ONLY a fool, or someone who is feverish, would expect government leadership in a pandemic to be flawless.
In a complex and often confusing  coronavirus landscape therefore, directions from the top can also be complex and confusing.
And that, of course, is where commonsense steps in.
Rather than try to pick holes in each directive in a what is a fast-moving and fluid battlefield, it would be better if we all — and those in the media who really should know better – were to ensure that we acted responsibly at all times with the aim of preventing further spread of this pernicious virus.
Perhaps if our first thought was to be what will best keep the elderly and immuno-compromised safe rather than can we sneak another three people into a family party, the greater good might be better served.
However, none of the above is to excuse the Executive for failing to identify ways to keep the public up to speed with Covid protocols which can change at a dizzying clip.
The reality is that, despite the siren voices on the shock-jock radio shows, the vast, vast majority of the public are wholeheartedly invested in the Executive’s safety-first advice and content to abide by the restrictions – as long as they know what they are at any given point.
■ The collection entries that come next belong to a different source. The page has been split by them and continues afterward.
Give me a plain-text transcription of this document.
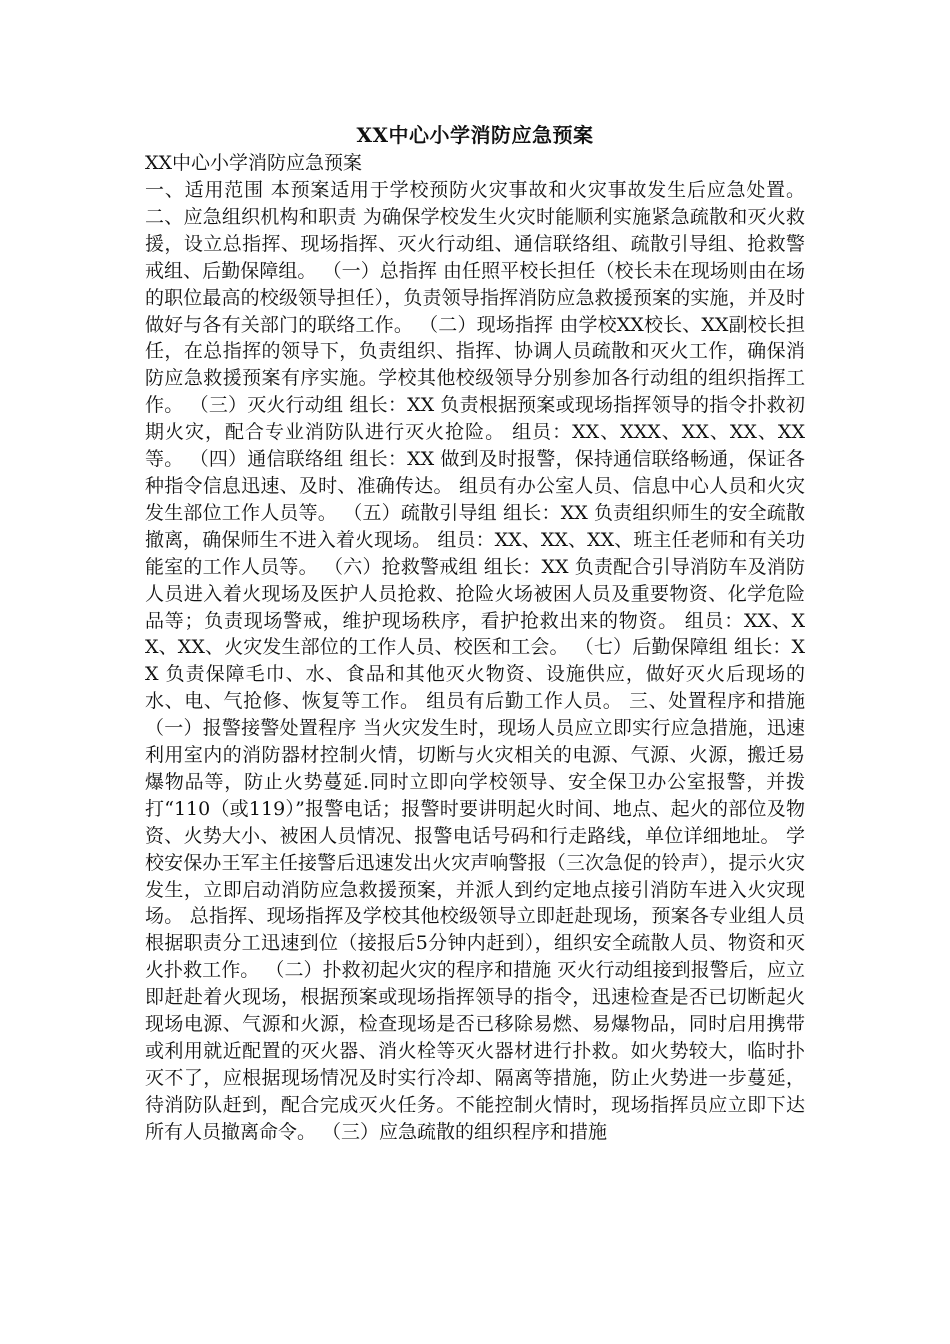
XX中心小学消防应急预案
XX中心小学消防应急预案

一、适用范围 本预案适用于学校预防火灾事故和火灾事故发生后应急处置。 二、应急组织机构和职责 为确保学校发生火灾时能顺利实施紧急疏散和灭火救援，设立总指挥、现场指挥、灭火行动组、通信联络组、疏散引导组、抢救警戒组、后勤保障组。 （一）总指挥 由任照平校长担任（校长未在现场则由在场的职位最高的校级领导担任），负责领导指挥消防应急救援预案的实施，并及时做好与各有关部门的联络工作。 （二）现场指挥 由学校XX校长、XX副校长担任，在总指挥的领导下，负责组织、指挥、协调人员疏散和灭火工作，确保消防应急救援预案有序实施。学校其他校级领导分别参加各行动组的组织指挥工作。 （三）灭火行动组 组长：XX 负责根据预案或现场指挥领导的指令扑救初期火灾，配合专业消防队进行灭火抢险。 组员：XX、XXX、XX、XX、XX等。 （四）通信联络组 组长：XX 做到及时报警，保持通信联络畅通，保证各种指令信息迅速、及时、准确传达。 组员有办公室人员、信息中心人员和火灾发生部位工作人员等。 （五）疏散引导组 组长：XX 负责组织师生的安全疏散撤离，确保师生不进入着火现场。 组员：XX、XX、XX、班主任老师和有关功能室的工作人员等。 （六）抢救警戒组 组长：XX 负责配合引导消防车及消防人员进入着火现场及医护人员抢救、抢险火场被困人员及重要物资、化学危险品等；负责现场警戒，维护现场秩序，看护抢救出来的物资。 组员：XX、XX、XX、火灾发生部位的工作人员、校医和工会。 （七）后勤保障组 组长：XX 负责保障毛巾、水、食品和其他灭火物资、设施供应，做好灭火后现场的水、电、气抢修、恢复等工作。 组员有后勤工作人员。 三、处置程序和措施 （一）报警接警处置程序 当火灾发生时，现场人员应立即实行应急措施，迅速利用室内的消防器材控制火情，切断与火灾相关的电源、气源、火源，搬迁易爆物品等，防止火势蔓延.同时立即向学校领导、安全保卫办公室报警，并拨打“110（或119）”报警电话；报警时要讲明起火时间、地点、起火的部位及物资、火势大小、被困人员情况、报警电话号码和行走路线，单位详细地址。 学校安保办王军主任接警后迅速发出火灾声响警报（三次急促的铃声），提示火灾发生，立即启动消防应急救援预案，并派人到约定地点接引消防车进入火灾现场。 总指挥、现场指挥及学校其他校级领导立即赶赴现场，预案各专业组人员根据职责分工迅速到位（接报后5分钟内赶到），组织安全疏散人员、物资和灭火扑救工作。 （二）扑救初起火灾的程序和措施 灭火行动组接到报警后，应立即赶赴着火现场，根据预案或现场指挥领导的指令，迅速检查是否已切断起火现场电源、气源和火源，检查现场是否已移除易燃、易爆物品，同时启用携带或利用就近配置的灭火器、消火栓等灭火器材进行扑救。如火势较大，临时扑灭不了，应根据现场情况及时实行冷却、隔离等措施，防止火势进一步蔓延，待消防队赶到，配合完成灭火任务。不能控制火情时，现场指挥员应立即下达所有人员撤离命令。 （三）应急疏散的组织程序和措施
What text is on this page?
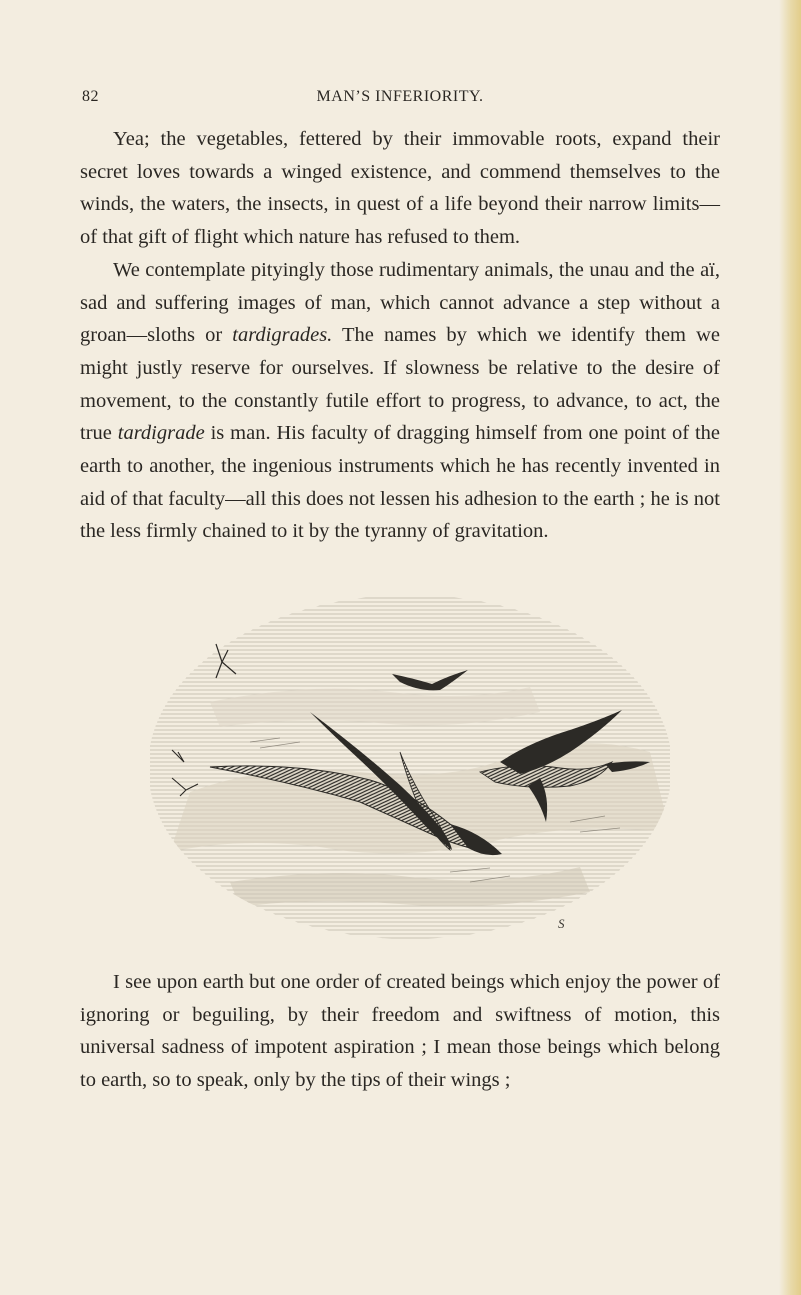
82	MAN’S INFERIORITY.

Yea; the vegetables, fettered by their immovable roots, expand their secret loves towards a winged existence, and commend themselves to the winds, the waters, the insects, in quest of a life beyond their narrow limits—of that gift of flight which nature has refused to them.

We contemplate pityingly those rudimentary animals, the unau and the aï, sad and suffering images of man, which cannot advance a step without a groan—sloths or tardigrades. The names by which we identify them we might justly reserve for ourselves. If slowness be relative to the desire of movement, to the constantly futile effort to progress, to advance, to act, the true tardigrade is man. His faculty of dragging himself from one point of the earth to another, the ingenious instruments which he has recently invented in aid of that faculty—all this does not lessen his adhesion to the earth ; he is not the less firmly chained to it by the tyranny of gravitation.

S

I see upon earth but one order of created beings which enjoy the power of ignoring or beguiling, by their freedom and swiftness of motion, this universal sadness of impotent aspiration ; I mean those beings which belong to earth, so to speak, only by the tips of their wings ;
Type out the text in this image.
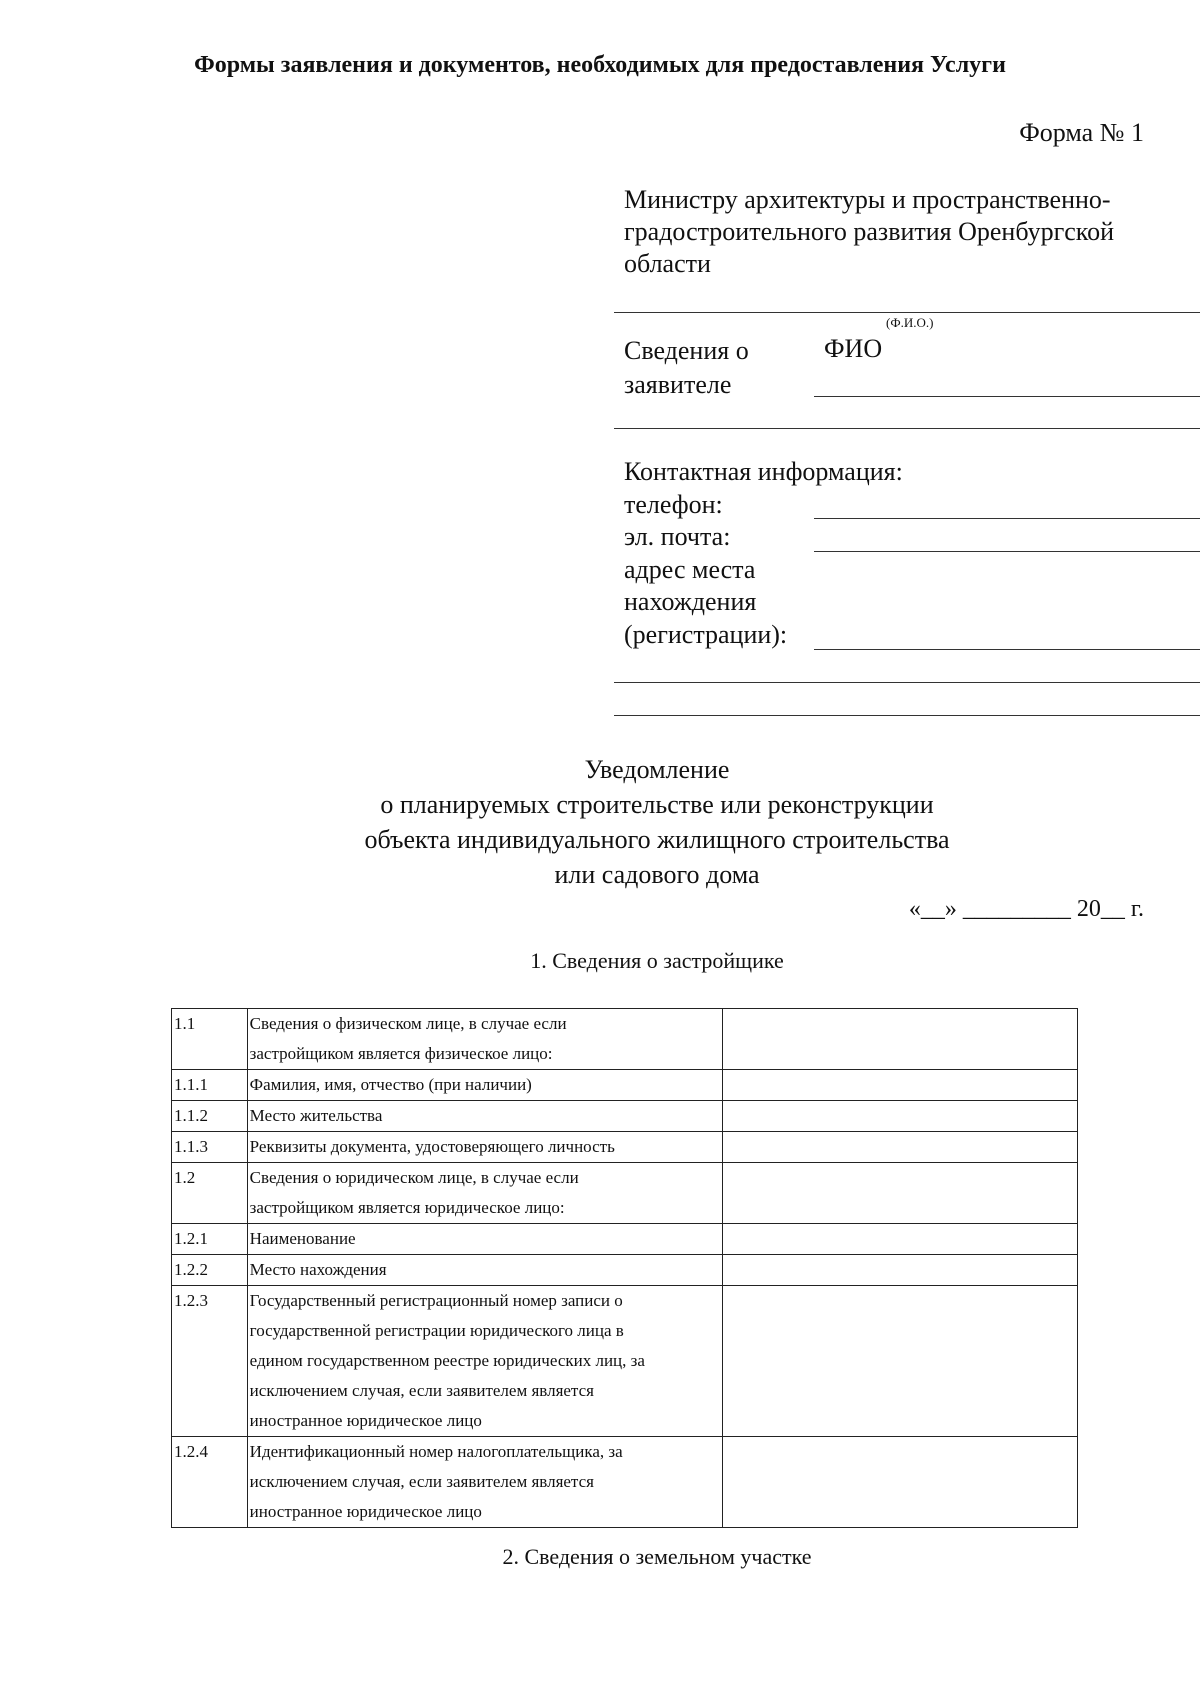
Формы заявления и документов, необходимых для предоставления Услуги
Форма № 1
Министру архитектуры и пространственно-
градостроительного развития Оренбургской
области
(Ф.И.О.)
Сведения о
заявителе
ФИО
Контактная информация:
телефон:
эл. почта:
адрес места
нахождения
(регистрации):
Уведомление
о планируемых строительстве или реконструкции
объекта индивидуального жилищного строительства
или садового дома
«__» _________ 20__ г.
1. Сведения о застройщике
1.1	Сведения о физическом лице, в случае если
застройщиком является физическое лицо:	

1.1.1	Фамилия, имя, отчество (при наличии)	

1.1.2	Место жительства	

1.1.3	Реквизиты документа, удостоверяющего личность	

1.2	Сведения о юридическом лице, в случае если
застройщиком является юридическое лицо:	

1.2.1	Наименование	

1.2.2	Место нахождения	

1.2.3	Государственный регистрационный номер записи о
государственной регистрации юридического лица в
едином государственном реестре юридических лиц, за
исключением случая, если заявителем является
иностранное юридическое лицо	

1.2.4	Идентификационный номер налогоплательщика, за
исключением случая, если заявителем является
иностранное юридическое лицо	

2. Сведения о земельном участке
In that regard, it’s a mistake of the Executive not to use the local community networks — and, indeed, community newspapers — to amplify their messaging. No fewer than five jurisdictions with varying Covid rules (and that doesn’t include the Isle of Man) are feeding into our newsfeeds with Boris and his buffoons having an outsize influence on the media coverage of the crisis.
More mature readers will remember that during the hunger strike of 1981, a simple board on a Falls Road wall was changed every day to record the progress of the prison fast. In these days of email and icloud, Zoom and WhatsApp, surely the latest information can be made available to the populace on a rolling basis?

We might add that the Executive could take the lead of DUP-controlled Mid and East Antrim Borough Council and take the middle pages of the local newspaper to spell out the latest guidance AND encourage the community to shop local in order to keep the wolf from the trader’s door. We refrain from giving that advice, however, for fear of being accused of paddling our own canoe – even at a time when local newspapers are suffering a revenue drop of 50 percent due to the pandemic.
Confidence in the self-appointed wise men of Westminster is at an all-time low. Boris’ latest gaffe, where he mispoke about the ‘rule of six’, only proves what most people here already know: the British Government is as useless in this Covid hurricane as a chocolate fireguard.
As a community, we’re no strangers to hunkering down and bearing heavy crosses. There is no doubt that this community, in face of an implacable enemy which will not be easily vanquished, is ready and willing to step up yet again.
All they ask in return is that those who are at the helm in these troubled times act at all times when tackling Covid in the interest of all rather than allow themselves to be misled by the con-merchants of Number 10.